Os dados estão sendo analisados e devem ser divulgados no início do ano que vem. Com base nas informações disponíveis, Marly enfatiza que ainda há um longo caminho a percorrer. “Consideramos que a política ainda não está devidamente implementada porque ela ainda não acontece em todo o território nacional. É baixo o número de estados e municípios que informam ter ações de saúde da população negra em seus planejamentos. Não tem como garantir recursos se você não faz um planejamento. A política traz as diretrizes mais gerais, mas cabe aos estados e municípios planejar e executar as ações”, explica.
Até o momento, a PNSIPN já teve três planos operativos formulados pela Comissão Intergestores Tripartite (CIT), composta por representantes do Ministério da Saúde, do Conselho Nacional de Secretários de Saúde (Conass) e do Conselho Nacional de Secretários Municipais de Saúde (Conasems). Os documentos estabeleciam eixos estratégicos para a aplicação da política nos níveis federal, estadual e municipal. O primeiro vigorou de 2018 a 2012. O segundo, de 2013 a 2015. O terceiro, de 2017 a 2019.
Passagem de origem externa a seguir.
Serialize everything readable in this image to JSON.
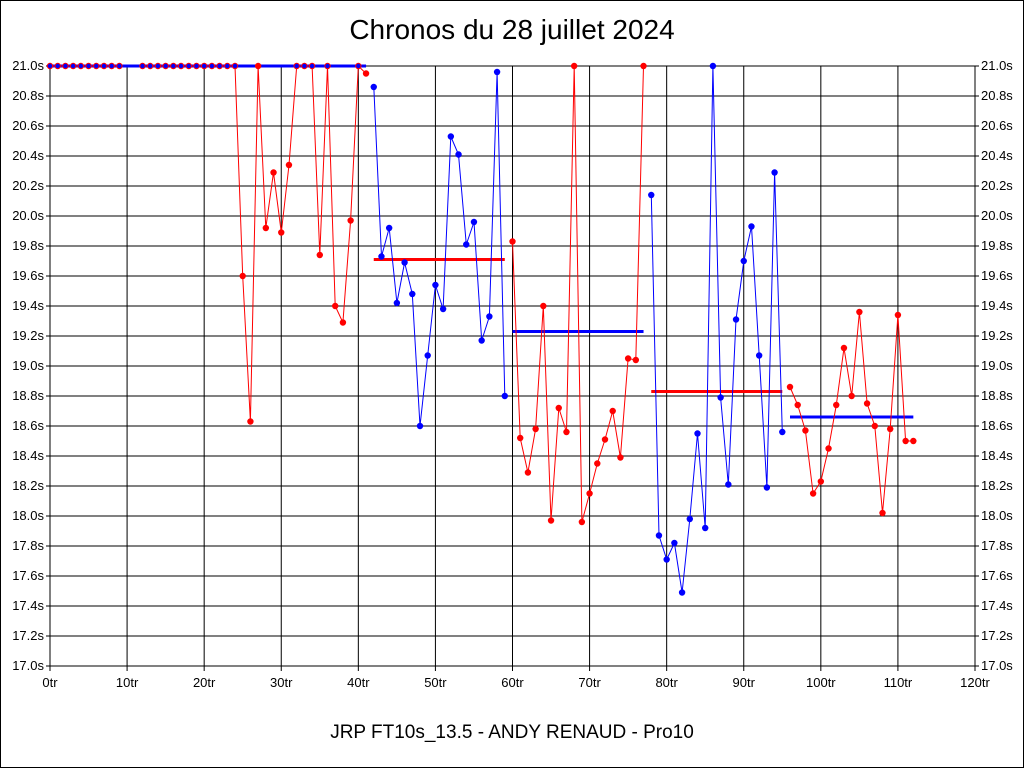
{
  "title": "Chronos du 28 juillet 2024",
  "subtitle": "JRP FT10s_13.5 - ANDY RENAUD - Pro10",
  "colors": {
    "series_a": "#ff0000",
    "series_b": "#0000ff",
    "grid": "#000000",
    "background": "#ffffff"
  },
  "chart_data": {
    "type": "line",
    "xlim": [
      0,
      120
    ],
    "ylim": [
      17.0,
      21.0
    ],
    "grid": true,
    "x_ticks": [
      0,
      10,
      20,
      30,
      40,
      50,
      60,
      70,
      80,
      90,
      100,
      110,
      120
    ],
    "x_tick_labels": [
      "0tr",
      "10tr",
      "20tr",
      "30tr",
      "40tr",
      "50tr",
      "60tr",
      "70tr",
      "80tr",
      "90tr",
      "100tr",
      "110tr",
      "120tr"
    ],
    "y_ticks": [
      17.0,
      17.2,
      17.4,
      17.6,
      17.8,
      18.0,
      18.2,
      18.4,
      18.6,
      18.8,
      19.0,
      19.2,
      19.4,
      19.6,
      19.8,
      20.0,
      20.2,
      20.4,
      20.6,
      20.8,
      21.0
    ],
    "y_tick_labels": [
      "17.0s",
      "17.2s",
      "17.4s",
      "17.6s",
      "17.8s",
      "18.0s",
      "18.2s",
      "18.4s",
      "18.6s",
      "18.8s",
      "19.0s",
      "19.2s",
      "19.4s",
      "19.6s",
      "19.8s",
      "20.0s",
      "20.2s",
      "20.4s",
      "20.6s",
      "20.8s",
      "21.0s"
    ],
    "series": [
      {
        "color": "#ff0000",
        "points": [
          [
            0,
            21.0
          ],
          [
            1,
            21.0
          ],
          [
            2,
            21.0
          ],
          [
            3,
            21.0
          ],
          [
            4,
            21.0
          ],
          [
            5,
            21.0
          ],
          [
            6,
            21.0
          ],
          [
            7,
            21.0
          ],
          [
            8,
            21.0
          ],
          [
            9,
            21.0
          ]
        ]
      },
      {
        "color": "#ff0000",
        "points": [
          [
            12,
            21.0
          ],
          [
            13,
            21.0
          ],
          [
            14,
            21.0
          ],
          [
            15,
            21.0
          ],
          [
            16,
            21.0
          ],
          [
            17,
            21.0
          ],
          [
            18,
            21.0
          ],
          [
            19,
            21.0
          ],
          [
            20,
            21.0
          ],
          [
            21,
            21.0
          ],
          [
            22,
            21.0
          ],
          [
            23,
            21.0
          ],
          [
            24,
            21.0
          ],
          [
            25,
            19.6
          ],
          [
            26,
            18.63
          ],
          [
            27,
            21.0
          ],
          [
            28,
            19.92
          ],
          [
            29,
            20.29
          ],
          [
            30,
            19.89
          ],
          [
            31,
            20.34
          ],
          [
            32,
            21.0
          ],
          [
            33,
            21.0
          ],
          [
            34,
            21.0
          ],
          [
            35,
            19.74
          ],
          [
            36,
            21.0
          ],
          [
            37,
            19.4
          ],
          [
            38,
            19.29
          ],
          [
            39,
            19.97
          ],
          [
            40,
            21.0
          ],
          [
            41,
            20.95
          ]
        ]
      },
      {
        "color": "#0000ff",
        "points": [
          [
            42,
            20.86
          ],
          [
            43,
            19.73
          ],
          [
            44,
            19.92
          ],
          [
            45,
            19.42
          ],
          [
            46,
            19.69
          ],
          [
            47,
            19.48
          ],
          [
            48,
            18.6
          ],
          [
            49,
            19.07
          ],
          [
            50,
            19.54
          ],
          [
            51,
            19.38
          ],
          [
            52,
            20.53
          ],
          [
            53,
            20.41
          ],
          [
            54,
            19.81
          ],
          [
            55,
            19.96
          ],
          [
            56,
            19.17
          ],
          [
            57,
            19.33
          ],
          [
            58,
            20.96
          ],
          [
            59,
            18.8
          ]
        ]
      },
      {
        "color": "#ff0000",
        "points": [
          [
            60,
            19.83
          ],
          [
            61,
            18.52
          ],
          [
            62,
            18.29
          ],
          [
            63,
            18.58
          ],
          [
            64,
            19.4
          ],
          [
            65,
            17.97
          ],
          [
            66,
            18.72
          ],
          [
            67,
            18.56
          ],
          [
            68,
            21.0
          ],
          [
            69,
            17.96
          ],
          [
            70,
            18.15
          ],
          [
            71,
            18.35
          ],
          [
            72,
            18.51
          ],
          [
            73,
            18.7
          ],
          [
            74,
            18.39
          ],
          [
            75,
            19.05
          ],
          [
            76,
            19.04
          ],
          [
            77,
            21.0
          ]
        ]
      },
      {
        "color": "#0000ff",
        "points": [
          [
            78,
            20.14
          ],
          [
            79,
            17.87
          ],
          [
            80,
            17.71
          ],
          [
            81,
            17.82
          ],
          [
            82,
            17.49
          ],
          [
            83,
            17.98
          ],
          [
            84,
            18.55
          ],
          [
            85,
            17.92
          ],
          [
            86,
            21.0
          ],
          [
            87,
            18.79
          ],
          [
            88,
            18.21
          ],
          [
            89,
            19.31
          ],
          [
            90,
            19.7
          ],
          [
            91,
            19.93
          ],
          [
            92,
            19.07
          ],
          [
            93,
            18.19
          ],
          [
            94,
            20.29
          ],
          [
            95,
            18.56
          ]
        ]
      },
      {
        "color": "#ff0000",
        "points": [
          [
            96,
            18.86
          ],
          [
            97,
            18.74
          ],
          [
            98,
            18.57
          ],
          [
            99,
            18.15
          ],
          [
            100,
            18.23
          ],
          [
            101,
            18.45
          ],
          [
            102,
            18.74
          ],
          [
            103,
            19.12
          ],
          [
            104,
            18.8
          ],
          [
            105,
            19.36
          ],
          [
            106,
            18.75
          ],
          [
            107,
            18.6
          ],
          [
            108,
            18.02
          ],
          [
            109,
            18.58
          ],
          [
            110,
            19.34
          ],
          [
            111,
            18.5
          ],
          [
            112,
            18.5
          ]
        ]
      }
    ],
    "blue_markers_on_first_segment": [
      0,
      1,
      2,
      3,
      4,
      5,
      6,
      7,
      8,
      9,
      12,
      13,
      14,
      15,
      16,
      17,
      18,
      19,
      20,
      21,
      22,
      23,
      24,
      32,
      33,
      34,
      36,
      40
    ],
    "averages": [
      {
        "color": "#0000ff",
        "x": [
          0,
          41
        ],
        "y": 21.0
      },
      {
        "color": "#ff0000",
        "x": [
          42,
          59
        ],
        "y": 19.71
      },
      {
        "color": "#0000ff",
        "x": [
          60,
          77
        ],
        "y": 19.23
      },
      {
        "color": "#ff0000",
        "x": [
          78,
          95
        ],
        "y": 18.83
      },
      {
        "color": "#0000ff",
        "x": [
          96,
          112
        ],
        "y": 18.66
      }
    ]
  }
}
Para a pesquisadora, a demora na implementação integral da política em todo o país se deve a vários fatores. “Primeiro, a saúde da população negra ainda não é uma prioridade, apesar de indicadores tão críticos. Vemos isso como uma expressão do racismo estrutural e institucional”, reitera Marly. “Existe também um desconhecimento sobre o que é necessário fazer para implementar a política. O gestor está acostumado, muitas vezes, a lidar só com enfrentamento de doenças. E essa política não fala só disso: ela aponta que precisamos desenvolver estratégias antirracistas.”
A formação dos profissionais de saúde é outro desafio apontado pela pesquisadora. “Ainda vemos muitos profissionais de saúde que dizem que não existe racismo e que todo o mundo precisa ser tratado de forma igual. Se, de fato, todos fôssemos tratados igualmente, não teríamos uma disparidade tão grande”, destaca Marly.
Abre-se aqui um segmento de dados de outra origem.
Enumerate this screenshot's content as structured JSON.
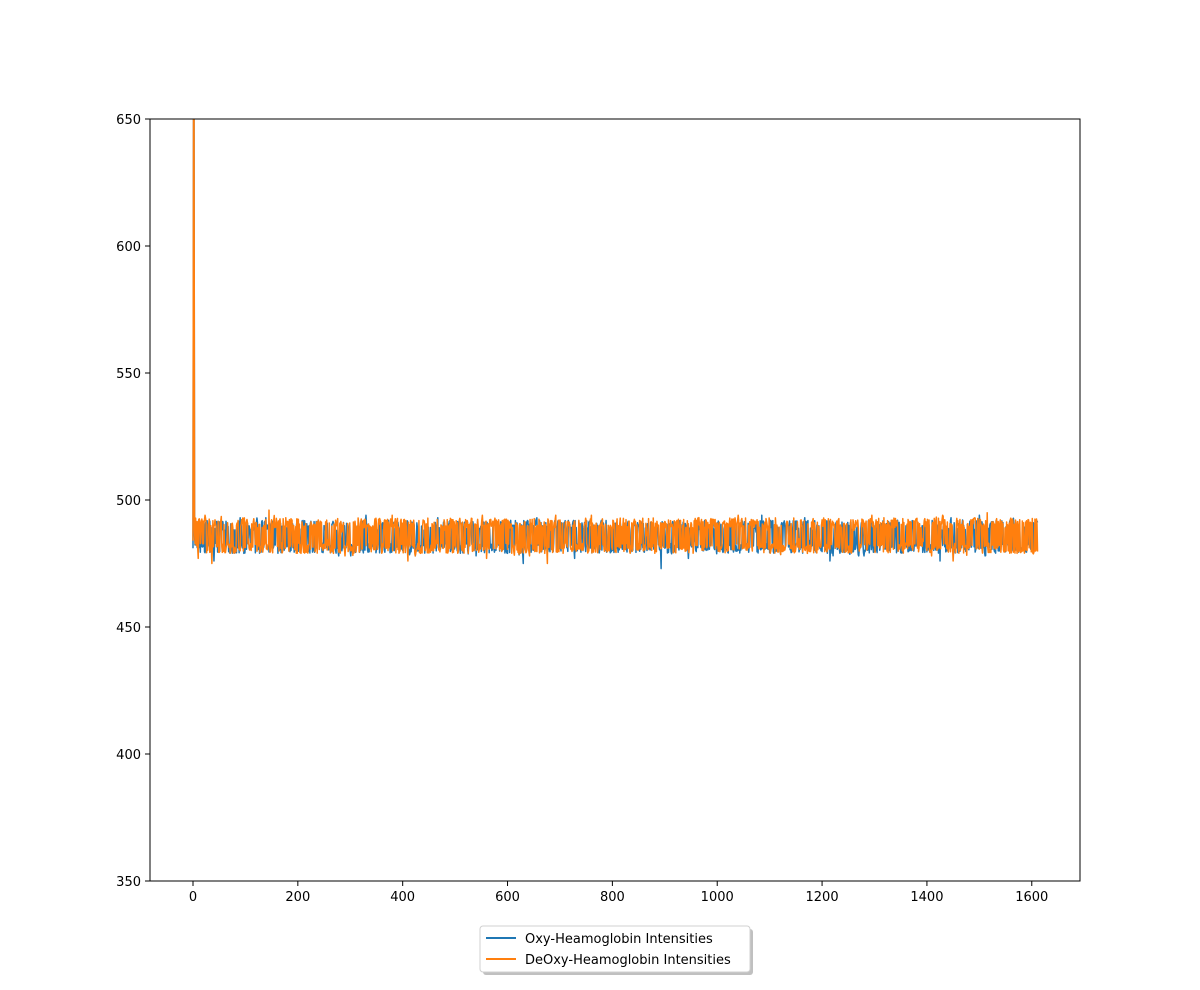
{
  "chart_data": {
    "type": "line",
    "title": "",
    "xlabel": "",
    "ylabel": "",
    "xlim": [
      -82,
      1692
    ],
    "ylim": [
      350,
      650
    ],
    "x_ticks": [
      0,
      200,
      400,
      600,
      800,
      1000,
      1200,
      1400,
      1600
    ],
    "y_ticks": [
      350,
      400,
      450,
      500,
      550,
      600,
      650
    ],
    "grid": false,
    "legend_position": "bottom-center",
    "x_range": [
      0,
      1611
    ],
    "series": [
      {
        "name": "Oxy-Heamoglobin Intensities",
        "color": "#1f77b4",
        "initial_x": [
          0,
          1,
          2,
          3
        ],
        "initial_y": [
          481,
          650,
          650,
          486
        ],
        "band_low": 479,
        "band_high": 492,
        "min_dips": [
          [
            40,
            476
          ],
          [
            540,
            478
          ],
          [
            630,
            475
          ],
          [
            728,
            477
          ],
          [
            893,
            473
          ],
          [
            945,
            477
          ],
          [
            1215,
            476
          ],
          [
            1425,
            476
          ]
        ],
        "max_spikes": [
          [
            330,
            494
          ],
          [
            1085,
            494
          ],
          [
            1500,
            494
          ]
        ]
      },
      {
        "name": "DeOxy-Heamoglobin Intensities",
        "color": "#ff7f0e",
        "initial_x": [
          0,
          1,
          2,
          3
        ],
        "initial_y": [
          484,
          650,
          650,
          488
        ],
        "band_low": 479,
        "band_high": 493,
        "min_dips": [
          [
            10,
            477
          ],
          [
            36,
            475
          ],
          [
            290,
            478
          ],
          [
            410,
            476
          ],
          [
            560,
            477
          ],
          [
            676,
            475
          ],
          [
            1450,
            476
          ]
        ],
        "max_spikes": [
          [
            145,
            496
          ],
          [
            380,
            494
          ],
          [
            760,
            494
          ],
          [
            1040,
            494
          ],
          [
            1295,
            494
          ],
          [
            1515,
            495
          ]
        ]
      }
    ]
  }
}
Os resultados do primeiro ciclo do inquérito serão disponibilizados no Observatório para a Saúde da População Negra, que ficará hospedado na Escola Nacional de Saúde Pública Sergio Arouca (Ensp/Fiocruz). O observatório abrigará, ainda, um painel de indicadores sobre a saúde da população negra — essenciais para o monitoramento da implementação da política, na visão de Marly. “Temos buscado produzir informações que ajudem a tomada de decisão não só dos gestores e dos profissionais de saúde, mas também dos movimentos sociais, para que possam exercer seu papel de controle social. Há uma série de agravos que nos permitem ver que a população negra é muito mais massacrada. Quando temos um painel como esse, temos condição de monitorar isso”, afirma.
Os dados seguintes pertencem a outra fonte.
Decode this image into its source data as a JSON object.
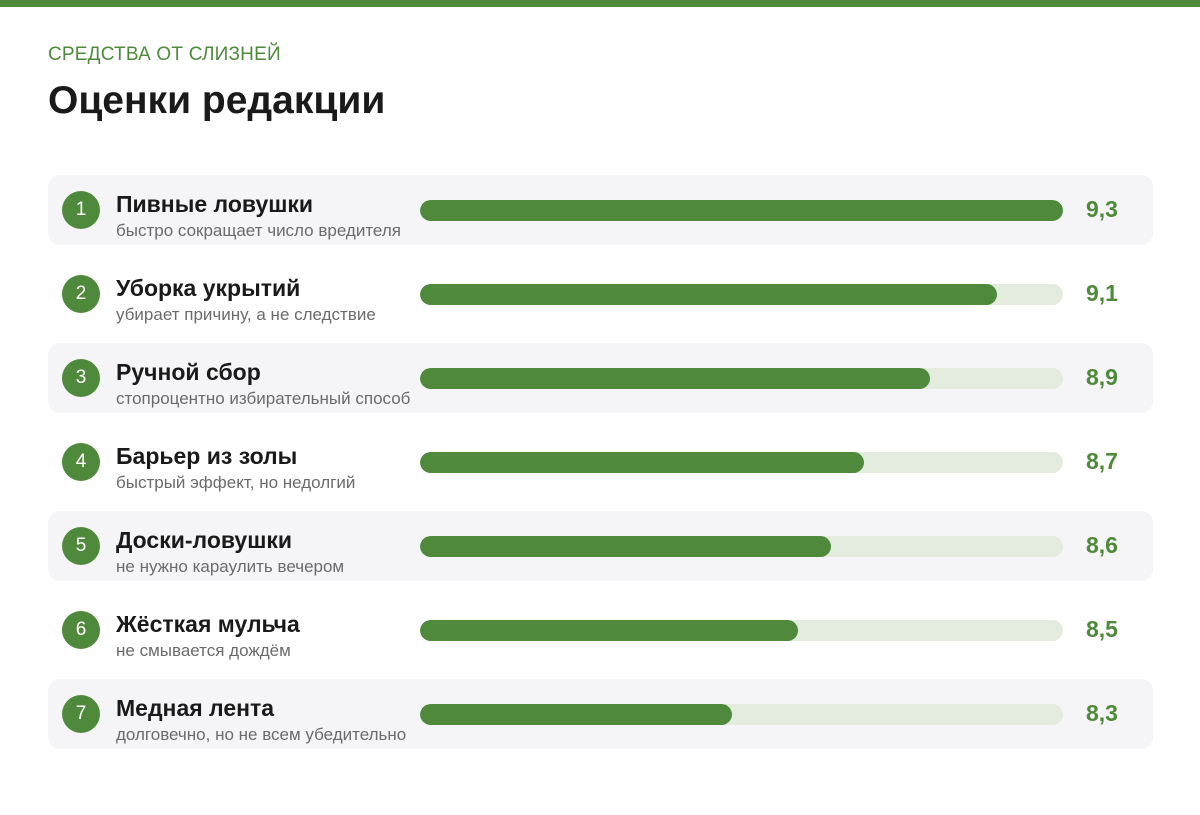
{
  "header": {
    "kicker": "СРЕДСТВА ОТ СЛИЗНЕЙ",
    "title": "Оценки редакции"
  },
  "colors": {
    "accent": "#4f8a3c",
    "track": "#e3ecdf",
    "row_alt_background": "#f5f5f7"
  },
  "chart_data": {
    "type": "bar",
    "orientation": "horizontal",
    "title": "Оценки редакции",
    "xlim": [
      0,
      9.3
    ],
    "grid": false,
    "legend": "none",
    "items": [
      {
        "rank": "1",
        "name": "Пивные ловушки",
        "description": "быстро сокращает число вредителя",
        "value": 9.3,
        "value_label": "9,3"
      },
      {
        "rank": "2",
        "name": "Уборка укрытий",
        "description": "убирает причину, а не следствие",
        "value": 9.1,
        "value_label": "9,1"
      },
      {
        "rank": "3",
        "name": "Ручной сбор",
        "description": "стопроцентно избирательный способ",
        "value": 8.9,
        "value_label": "8,9"
      },
      {
        "rank": "4",
        "name": "Барьер из золы",
        "description": "быстрый эффект, но недолгий",
        "value": 8.7,
        "value_label": "8,7"
      },
      {
        "rank": "5",
        "name": "Доски-ловушки",
        "description": "не нужно караулить вечером",
        "value": 8.6,
        "value_label": "8,6"
      },
      {
        "rank": "6",
        "name": "Жёсткая мульча",
        "description": "не смывается дождём",
        "value": 8.5,
        "value_label": "8,5"
      },
      {
        "rank": "7",
        "name": "Медная лента",
        "description": "долговечно, но не всем убедительно",
        "value": 8.3,
        "value_label": "8,3"
      }
    ]
  }
}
Além da análise dos resultados do inquérito, a equipe trabalha na criação de um selo para municípios que se destacarem na implementação da política. Após o encerramento do primeiro ciclo, o questionário foi reaberto para respostas. “Continuamos incentivando os municípios a participarem. Isso é importante para sabermos quem já tem ações de promoção da saúde da população negra e precisa fortalecê-las, e quem não tem e precisa implementá-las”, ressalta Marly.